A highly sensitive nanostructured biosensor was designed in this study based on a 3D sensing element with uniformly deposited gold nanoparticles for the detection of the dust mite antigen Der p2. The sequential synthesis processes of the nanostructured biosensor include: preparation of an AAO film; modification of the surface of the barrier layer; deposition of a thin film of gold on the surface of the barrier layer; annealing; and electrochemical deposition of gold nanoparticles on the gold thin film. Results show that the IgG antibodies for the dust mite antigen Der p2 were immobilized on the gold nanoparticles. The sensing limit and dynamic range of the proposed 3D gold-nanoparticle based nanostructured biosensor using electrochemical impedance spectroscopy analysis were examined and found to be 1 pg/mL and 5 μg/mL, respectively.

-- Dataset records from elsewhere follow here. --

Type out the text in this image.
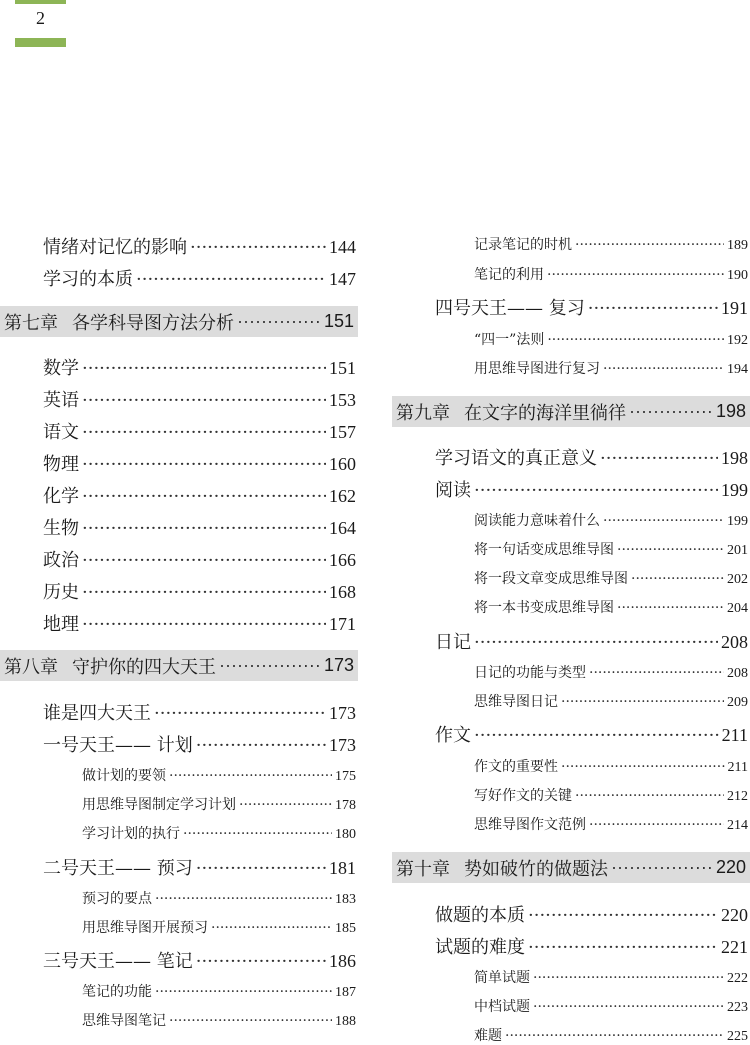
2
情绪对记忆的影响 ·····	144
学习的本质 ·····	147
第七章 各学科导图方法分析 ·····	151
数学 ·····	151
英语 ·····	153
语文 ·····	157
物理 ·····	160
化学 ·····	162
生物 ·····	164
政治 ·····	166
历史 ·····	168
地理 ·····	171
第八章 守护你的四大天王 ·····	173
谁是四大天王 ·····	173
一号天王—— 计划 ·····	173
做计划的要领 ·····	175
用思维导图制定学习计划 ·····	178
学习计划的执行 ·····	180
二号天王—— 预习 ·····	181
预习的要点 ·····	183
用思维导图开展预习 ·····	185
三号天王—— 笔记 ·····	186
笔记的功能 ·····	187
思维导图笔记 ·····	188
记录笔记的时机 ·····	189
笔记的利用 ·····	190
四号天王—— 复习 ·····	191
“四一”法则 ·····	192
用思维导图进行复习 ·····	194
第九章 在文字的海洋里徜徉 ·····	198
学习语文的真正意义 ·····	198
阅读 ·····	199
阅读能力意味着什么 ·····	199
将一句话变成思维导图 ·····	201
将一段文章变成思维导图 ·····	202
将一本书变成思维导图 ·····	204
日记 ·····	208
日记的功能与类型 ·····	208
思维导图日记 ·····	209
作文 ·····	211
作文的重要性 ·····	211
写好作文的关键 ·····	212
思维导图作文范例 ·····	214
第十章 势如破竹的做题法 ·····	220
做题的本质 ·····	220
试题的难度 ·····	221
简单试题 ·····	222
中档试题 ·····	223
难题 ·····	225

The marked enhancement of sensitivity was due to the following factors: 1) the 3D nanostructure of the AAO film increased the binding surface of the gold nanoparticles; 2) the symmetrical distribution of the electrical field intensity during electrophoresis deposition resulted in an exceptionally uniform distribution of the gold nanoparticles; 3) the uniform distribution of the gold nanoparticles on the hemispheric array allowed the MUA molecules to attach to individual gold nanoparticles, followed by the binding of EDC/NHS molecules, and then IgG molecules. Hence the effective binding between Der p2 and IgG could be greatly increased.

Acknowledgements

The authors would like to offer their thanks to the Department of Health of Taiwan for financial support for this research under grant number DOH98-TD-N-111-006.

Disclosure

The authors have no conflict of interest to declare in this work.